Thanks for the breakdown. Interesting that you are running a 1080 TI and your GPU is the bottleneck. I already ordered all of the hardware and I will start building this weekend. I’ll report back with some benchmarks once I start making my way through the course.

At least I know I will need to have a completely new system if I plan on using multiple GPUs if I wish to use the system to the maximum potential.

I am trying to get parts for a box that starts off with 1 1080 Ti and add a second one later if it feels helpful

Apparently, the motherboard in my build wont allow that, however

It turns out the MSI Z270-A PRO has 1 x16e PCIe slot, not 2. It can hold an extra GPU in a x4e slot, but performance will be constrained. Do not buy this if you plan on using multiple GPUs!

Anyone know which motherboard I should get, and what other parts should change to allow this flexibility?

PCPartPicker part list: https://pcpartpicker.com/list/JJt8Gf

If you are wanting multiple GPU, you are probably better off going with an intel 6850k. Here is what I just finished building:

https://pcpartpicker.com/list/Lgsz3F

I built it about a week ago and am very happy. I don’t yet have multiple GPUs, but if I ever did get another, it has 2 x16 PCIe slots.

I’m thinking about getting a multiple GPU box and ideally something that might be able to fit into a small form factor case too and be relatively quiet. I’m thinking about two GeForce GTX 1080 TI Minis, and pairing them up with an Intel i7 that has 40 PCIe lanes.

I’m not sure if I can find a case/mini ITX solution that will be able to support the i7. The intel i7 6850k that Tyler recommended looks great. Just need to see if I can find a motherboard and power supply that would work in a SFF PC.

Does anyone have any experience building a dual GPU small form factor DL rig?

I got this motherboard: https://pcpartpicker.com/product/2Phj4D/asus-strix-z270-e-gaming-atx-lga1151-motherboard-strix-z270-e-gaming

You won’t need to change anything to your parts list, except you don’t need the WiFi thing since the Strix 270-E comes with WiFi.
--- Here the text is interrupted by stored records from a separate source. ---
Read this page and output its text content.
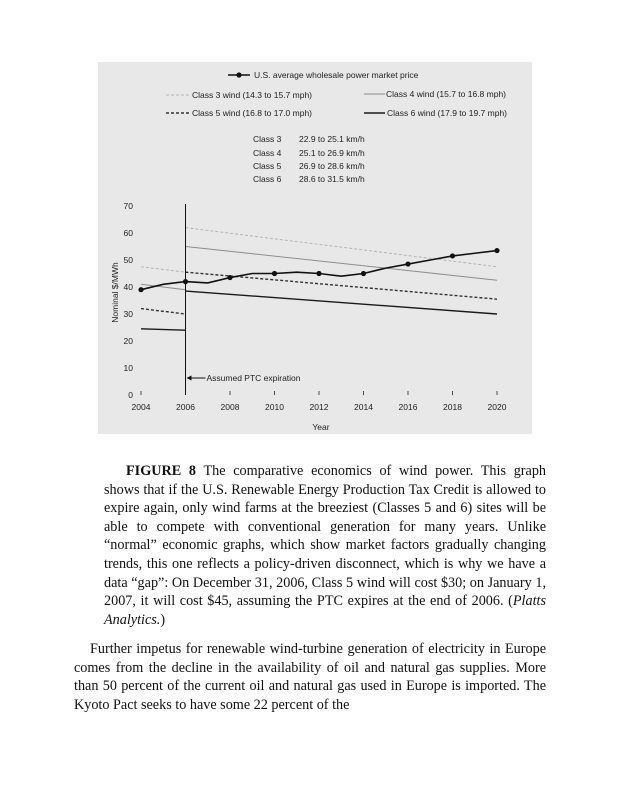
U.S. average wholesale power market price
Class 3 wind (14.3 to 15.7 mph)	Class 4 wind (15.7 to 16.8 mph)
Class 5 wind (16.8 to 17.0 mph)	Class 6 wind (17.9 to 19.7 mph)
Class 3 22.9 to 25.1 km/h
Class 4 25.1 to 26.9 km/h
Class 5 26.9 to 28.6 km/h
Class 6 28.6 to 31.5 km/h
0
10
20
30
40
50
60
70
2004	2006	2008	2010	2012	2014	2016	2018	2020
Assumed PTC expiration
Nominal $/MWh
Year
FIGURE 8 The comparative economics of wind power. This graph shows that if the U.S. Renewable Energy Production Tax Credit is allowed to expire again, only wind farms at the breeziest (Classes 5 and 6) sites will be able to compete with conventional generation for many years. Unlike “normal” economic graphs, which show market factors gradually changing trends, this one reflects a policy-driven disconnect, which is why we have a data “gap”: On December 31, 2006, Class 5 wind will cost $30; on January 1, 2007, it will cost $45, assuming the PTC expires at the end of 2006. (Platts Analytics.)
Further impetus for renewable wind-turbine generation of electricity in Europe comes from the decline in the availability of oil and natural gas supplies. More than 50 percent of the current oil and natural gas used in Europe is imported. The Kyoto Pact seeks to have some 22 percent of the
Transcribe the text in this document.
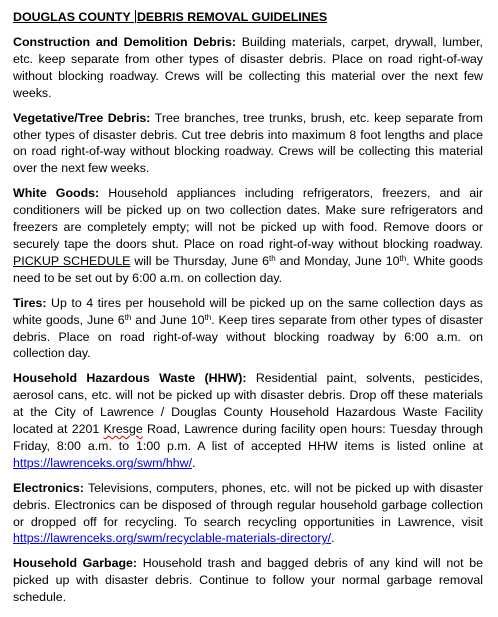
DOUGLAS COUNTY DEBRIS REMOVAL GUIDELINES

Construction and Demolition Debris: Building materials, carpet, drywall, lumber, etc. keep separate from other types of disaster debris. Place on road right-of-way without blocking roadway. Crews will be collecting this material over the next few weeks.

Vegetative/Tree Debris: Tree branches, tree trunks, brush, etc. keep separate from other types of disaster debris. Cut tree debris into maximum 8 foot lengths and place on road right-of-way without blocking roadway. Crews will be collecting this material over the next few weeks.

White Goods: Household appliances including refrigerators, freezers, and air conditioners will be picked up on two collection dates. Make sure refrigerators and freezers are completely empty; will not be picked up with food. Remove doors or securely tape the doors shut. Place on road right-of-way without blocking roadway. PICKUP SCHEDULE will be Thursday, June 6th and Monday, June 10th. White goods need to be set out by 6:00 a.m. on collection day.

Tires: Up to 4 tires per household will be picked up on the same collection days as white goods, June 6th and June 10th. Keep tires separate from other types of disaster debris. Place on road right-of-way without blocking roadway by 6:00 a.m. on collection day.

Household Hazardous Waste (HHW): Residential paint, solvents, pesticides, aerosol cans, etc. will not be picked up with disaster debris. Drop off these materials at the City of Lawrence / Douglas County Household Hazardous Waste Facility located at 2201 Kresge Road, Lawrence during facility open hours: Tuesday through Friday, 8:00 a.m. to 1:00 p.m. A list of accepted HHW items is listed online at https://lawrenceks.org/swm/hhw/.

Electronics: Televisions, computers, phones, etc. will not be picked up with disaster debris. Electronics can be disposed of through regular household garbage collection or dropped off for recycling. To search recycling opportunities in Lawrence, visit https://lawrenceks.org/swm/recyclable-materials-directory/.

Household Garbage: Household trash and bagged debris of any kind will not be picked up with disaster debris. Continue to follow your normal garbage removal schedule.
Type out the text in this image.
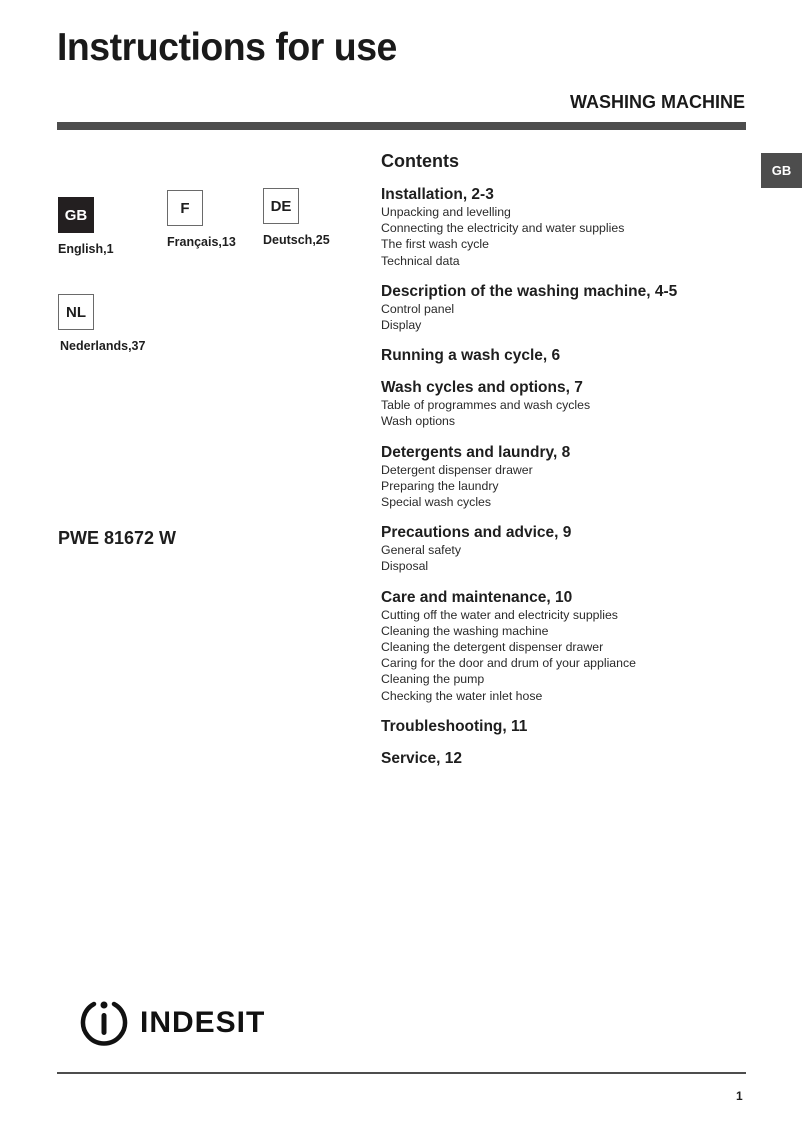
Instructions for use
WASHING MACHINE
GB
GB
English,1
F
Français,13
DE
Deutsch,25
NL
Nederlands,37
PWE 81672 W
Contents
Installation, 2-3
Unpacking and levelling
Connecting the electricity and water supplies
The first wash cycle
Technical data
Description of the washing machine, 4-5
Control panel
Display
Running a wash cycle, 6
Wash cycles and options, 7
Table of programmes and wash cycles
Wash options
Detergents and laundry, 8
Detergent dispenser drawer
Preparing the laundry
Special wash cycles
Precautions and advice, 9
General safety
Disposal
Care and maintenance, 10
Cutting off the water and electricity supplies
Cleaning the washing machine
Cleaning the detergent dispenser drawer
Caring for the door and drum of your appliance
Cleaning the pump
Checking the water inlet hose
Troubleshooting, 11
Service, 12
INDESIT
1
To answer my own question. I found this commercial build of a small form factor deep learning rig here.

I’ve actually decided not to go this direction, but to build a full tower system that I can expand and add more cards to over time. But I thought I’d share this link in case others pursue this direction of system design.

You can even get a neat little carrying case for it!